Tuesday, March 25, 2008

Saying No To Pacifism

Radar is first chance for Czechs to accommodate USA - Havel

Prague- The planned U.S. radar base on Czech soil is the first chance for the Czech Republic to accommodate its ally - the United States, former Czech President Václav Havel said in the Questions of Václav Moravec programme on public Czech Television (CT) today.

He added that without the U.S. aid the independent Czechoslovakia would not be established in 1918 and the Iron Curtain would never fall.

"The Americans want something from us for the first time. Previously we always wanted something from them. They want such a little thing. And we have started shilly-shallying," Havel said.

The United States plans to build the radar base at the Brdy military district, some 90km southwest of Prague, along with a base with ten defence missiles in Poland, as elements of the missile defence shield that is to protect a big part of Europe and the United States against missiles that "rogue" countries like Iran might launch.

Former Soviet president Mikhail Gorbachev told CT that the whole U.S. missile defence system was aimed against Russia and China and would make the Czech Republic a target of the Russian military plans.

"The U.S. radar is a serious matter and the Czech government is going to accept it without the citizens' mandate. Do you think the whole is being prepared against Iran? This is complete nonsense. Iran poses no threat. It is possible to deal with it by other means if necessary at all," Gorbachev added.
Sounds like Gorby's drinking out of the same bottle as Vladimir Paranoid.
"He [Gorbachev] has been all the time using the word 'aimed' as if it were an offensive weapon. Those are defence systems," Havel said in reaction to Gorbachev's words.

Havel also expressed disappointment that not a single voice was raised against the presence of the Soviet troops in the former Czechoslovakia in the past.

Havel said it makes him a bit angry that hundreds of thousands of people kept silent for dozens of years about thousands of Soviet tanks and soldiers on Czechoslovak territory.

"At the moment when we have got freedom, among others thanks to the Americans, and we are allowed to speak freely without risking punishment, we are hesitating all of a sudden.
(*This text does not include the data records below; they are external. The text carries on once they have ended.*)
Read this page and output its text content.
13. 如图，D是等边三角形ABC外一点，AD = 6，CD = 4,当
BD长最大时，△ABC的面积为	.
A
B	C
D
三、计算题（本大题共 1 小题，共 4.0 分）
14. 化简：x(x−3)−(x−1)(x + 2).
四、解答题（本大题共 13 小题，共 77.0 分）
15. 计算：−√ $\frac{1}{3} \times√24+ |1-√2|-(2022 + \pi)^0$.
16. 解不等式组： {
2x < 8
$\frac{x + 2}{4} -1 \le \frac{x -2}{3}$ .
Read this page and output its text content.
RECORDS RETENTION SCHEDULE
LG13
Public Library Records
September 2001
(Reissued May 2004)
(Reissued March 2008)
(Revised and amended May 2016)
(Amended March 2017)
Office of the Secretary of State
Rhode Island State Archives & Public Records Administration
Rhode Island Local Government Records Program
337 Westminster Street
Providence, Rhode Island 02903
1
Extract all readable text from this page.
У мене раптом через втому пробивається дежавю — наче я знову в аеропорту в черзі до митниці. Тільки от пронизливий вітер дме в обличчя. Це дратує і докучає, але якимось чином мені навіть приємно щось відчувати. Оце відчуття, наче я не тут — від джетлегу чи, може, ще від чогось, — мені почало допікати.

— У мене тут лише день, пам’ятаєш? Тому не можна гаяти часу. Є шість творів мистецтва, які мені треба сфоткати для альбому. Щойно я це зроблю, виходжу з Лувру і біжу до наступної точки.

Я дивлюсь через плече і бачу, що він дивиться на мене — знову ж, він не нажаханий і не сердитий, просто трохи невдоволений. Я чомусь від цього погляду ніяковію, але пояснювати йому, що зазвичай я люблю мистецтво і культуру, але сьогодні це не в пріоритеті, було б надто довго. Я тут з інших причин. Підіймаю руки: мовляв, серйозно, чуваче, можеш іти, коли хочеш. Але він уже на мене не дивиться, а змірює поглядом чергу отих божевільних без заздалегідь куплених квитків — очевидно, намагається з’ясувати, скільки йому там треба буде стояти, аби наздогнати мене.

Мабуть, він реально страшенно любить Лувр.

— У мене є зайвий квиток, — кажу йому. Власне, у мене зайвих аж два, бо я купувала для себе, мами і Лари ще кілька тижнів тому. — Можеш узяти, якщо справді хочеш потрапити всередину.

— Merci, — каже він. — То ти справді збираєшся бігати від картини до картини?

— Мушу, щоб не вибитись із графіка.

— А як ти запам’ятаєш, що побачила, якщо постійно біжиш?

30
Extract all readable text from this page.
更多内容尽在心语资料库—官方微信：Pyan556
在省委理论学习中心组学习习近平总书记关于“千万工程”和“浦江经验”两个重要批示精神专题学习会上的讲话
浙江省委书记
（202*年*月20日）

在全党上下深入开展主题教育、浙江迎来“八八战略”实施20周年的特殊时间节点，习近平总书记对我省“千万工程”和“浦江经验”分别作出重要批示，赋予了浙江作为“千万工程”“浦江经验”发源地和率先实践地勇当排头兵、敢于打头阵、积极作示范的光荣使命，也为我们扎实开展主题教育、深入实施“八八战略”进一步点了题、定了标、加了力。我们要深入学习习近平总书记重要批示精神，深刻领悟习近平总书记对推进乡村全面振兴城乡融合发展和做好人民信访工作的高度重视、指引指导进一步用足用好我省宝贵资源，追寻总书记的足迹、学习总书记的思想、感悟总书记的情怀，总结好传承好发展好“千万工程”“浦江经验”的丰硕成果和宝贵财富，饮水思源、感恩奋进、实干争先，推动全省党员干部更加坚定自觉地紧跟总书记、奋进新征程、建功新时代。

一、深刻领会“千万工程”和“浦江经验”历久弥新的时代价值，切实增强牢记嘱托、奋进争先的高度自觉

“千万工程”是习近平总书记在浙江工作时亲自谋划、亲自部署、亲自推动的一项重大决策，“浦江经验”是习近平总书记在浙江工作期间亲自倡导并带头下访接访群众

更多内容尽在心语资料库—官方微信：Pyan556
And we thereby demonstrate our alleged sovereignty," Havel told CT.

He added he considers it dubious, and he thinks that the radar opponents are doing something as dangerous as the pacifistic approach before the Munich Agreement in 1938, signed by Germany, Britain, France and Italy, that permitted the German annexation of Czechoslovakia's Sudetenland.

Pacifism in the end leads to a higher number of victims than a firm stance, Havel concluded.
The sound you hear is moonbat heads exploding.
More than two thirds of Czechs are opposed to the planned U.S. radar base on Czech soil, according to polls.

The Czech government has negotiated with the United States since early last year on the project, and the talks are to be closed soon.
It will be interesting to see if the Left declares Havel a heretic.

And if Putie understands that Havel has told him, "Nasrat!"